What is so unique about sea sponges that scientists should care to sequence its genome? Simply put, sea sponges are considered the oldest surviving species of the multicellular metazoan lineage.
Hence studying their DNA can help in identifying the genetic innovations that enabled transition from single-celled to multicellular life (metazoan animals) some 600 million years ago. Metazoan animals make up a major portion of the animal kingdom.
Not ‘true animals'
Sea sponges do not have a gut and nervous system, and are hence not generally considered as ‘true animals.' Yet, scientists are of the opinion that other multicellular metazoan animals evolved from sponge-like ancestors.

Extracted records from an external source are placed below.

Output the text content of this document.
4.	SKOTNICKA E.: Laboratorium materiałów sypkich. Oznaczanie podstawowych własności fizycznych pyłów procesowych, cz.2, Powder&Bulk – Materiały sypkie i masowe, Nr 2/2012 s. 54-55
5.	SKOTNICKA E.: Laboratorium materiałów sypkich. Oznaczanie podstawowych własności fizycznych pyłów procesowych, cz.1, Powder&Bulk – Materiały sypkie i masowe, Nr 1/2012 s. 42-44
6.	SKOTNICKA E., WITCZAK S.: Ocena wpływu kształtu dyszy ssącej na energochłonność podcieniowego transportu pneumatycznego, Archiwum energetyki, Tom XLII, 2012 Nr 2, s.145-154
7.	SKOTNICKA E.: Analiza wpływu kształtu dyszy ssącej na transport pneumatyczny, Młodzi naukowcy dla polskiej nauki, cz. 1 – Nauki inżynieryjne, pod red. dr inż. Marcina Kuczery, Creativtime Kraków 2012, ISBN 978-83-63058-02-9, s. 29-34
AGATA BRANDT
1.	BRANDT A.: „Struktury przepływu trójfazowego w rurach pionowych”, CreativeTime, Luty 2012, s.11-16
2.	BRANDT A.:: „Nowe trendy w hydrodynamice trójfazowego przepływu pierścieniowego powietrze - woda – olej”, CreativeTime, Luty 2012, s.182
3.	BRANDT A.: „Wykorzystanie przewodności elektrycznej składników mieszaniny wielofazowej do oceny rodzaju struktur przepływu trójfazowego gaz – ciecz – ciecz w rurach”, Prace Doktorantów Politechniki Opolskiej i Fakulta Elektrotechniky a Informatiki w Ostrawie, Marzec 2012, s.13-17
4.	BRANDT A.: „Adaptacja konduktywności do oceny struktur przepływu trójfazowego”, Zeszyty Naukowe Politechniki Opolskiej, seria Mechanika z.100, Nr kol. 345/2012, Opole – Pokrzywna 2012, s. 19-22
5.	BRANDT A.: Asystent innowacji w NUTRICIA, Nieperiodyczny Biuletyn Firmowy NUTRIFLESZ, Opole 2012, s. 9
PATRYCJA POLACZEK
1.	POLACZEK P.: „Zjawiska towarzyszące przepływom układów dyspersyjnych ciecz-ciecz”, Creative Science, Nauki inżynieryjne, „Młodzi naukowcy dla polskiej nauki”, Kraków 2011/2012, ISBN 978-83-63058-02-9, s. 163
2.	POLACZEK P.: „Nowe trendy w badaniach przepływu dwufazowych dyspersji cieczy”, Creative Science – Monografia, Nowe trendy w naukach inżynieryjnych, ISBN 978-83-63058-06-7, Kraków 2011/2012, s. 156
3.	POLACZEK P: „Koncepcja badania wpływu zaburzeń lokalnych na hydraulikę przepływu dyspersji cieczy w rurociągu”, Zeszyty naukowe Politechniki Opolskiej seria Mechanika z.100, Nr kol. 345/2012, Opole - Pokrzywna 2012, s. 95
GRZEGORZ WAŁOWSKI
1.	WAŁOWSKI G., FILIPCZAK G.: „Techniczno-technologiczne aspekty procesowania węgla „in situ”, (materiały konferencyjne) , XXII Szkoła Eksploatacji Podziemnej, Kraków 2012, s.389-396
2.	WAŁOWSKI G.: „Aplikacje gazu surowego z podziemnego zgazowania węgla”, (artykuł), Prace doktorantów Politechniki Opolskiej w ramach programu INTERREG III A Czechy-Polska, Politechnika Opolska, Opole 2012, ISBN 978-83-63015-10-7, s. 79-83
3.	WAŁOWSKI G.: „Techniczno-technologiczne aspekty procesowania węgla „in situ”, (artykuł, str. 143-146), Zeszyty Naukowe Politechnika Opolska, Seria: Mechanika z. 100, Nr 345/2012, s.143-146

A paper published today (August 5) in Nature , shows that the sea sponge species (Amphimedon queenslandica) , found in the Great Barrier Reef of Australia, has a “developmental toolkit [of genes] similar to that of modern complex bilaterians [those that exhibit bilateral symmetry].” The scientists were able to arrive at this conclusion by comparing the genome of A. queenslandica with that of other species.
This strengthens the argument that multicellular metazoan animals did evolve from sponge-like ancestors.
They found that A. queenslandica possesses a wide range of metazoan-specific genes. In other words, the draft genome sequences of the sea sponge species studied show a remarkable similarity to other advanced animal genomes in terms of content, structure and organisation. This, despite the fact that sponges diverged from other metazoans over 600 million years ago.
The genome of the sea sponge studied allowed the researchers to look at the origin of the six characteristic features of multicellularity.
The most characteristic similarity between sponges and advanced eumetazoan animals (which have true tissue organised into germ layers), is seen in developmental signalling and transcription.
Right at the beginning
The presence of both developmental signalling and transcription in the Amphimedon species suggests that origin and development of an individual organism (ontogenetic development) took place right at the beginning of the metazoan lineage.
A. queenslandica sponge may not have a mesoderm (middle layer of a tissue), but they have the wherewithal for differentiation of muscles and nerves. This ability arises despite the sponge not having a neuromuscular system.
The study also showed that the metazoan ancestor ( A. queenslandica ) has a complex sensory system, and has many of the molecular requirements for neural development and nerve cell function.
The scientists conclude that the sexually-reproducing metazoan ancestor has the “capacity to sense, respond to, and exploit the surrounding environment.”
They also found that sea sponge may lack certain specialised cell types such as neurons and muscles, but it shares with the advanced metazoans some of the genes that are essential for the form and function of multicellular organisms.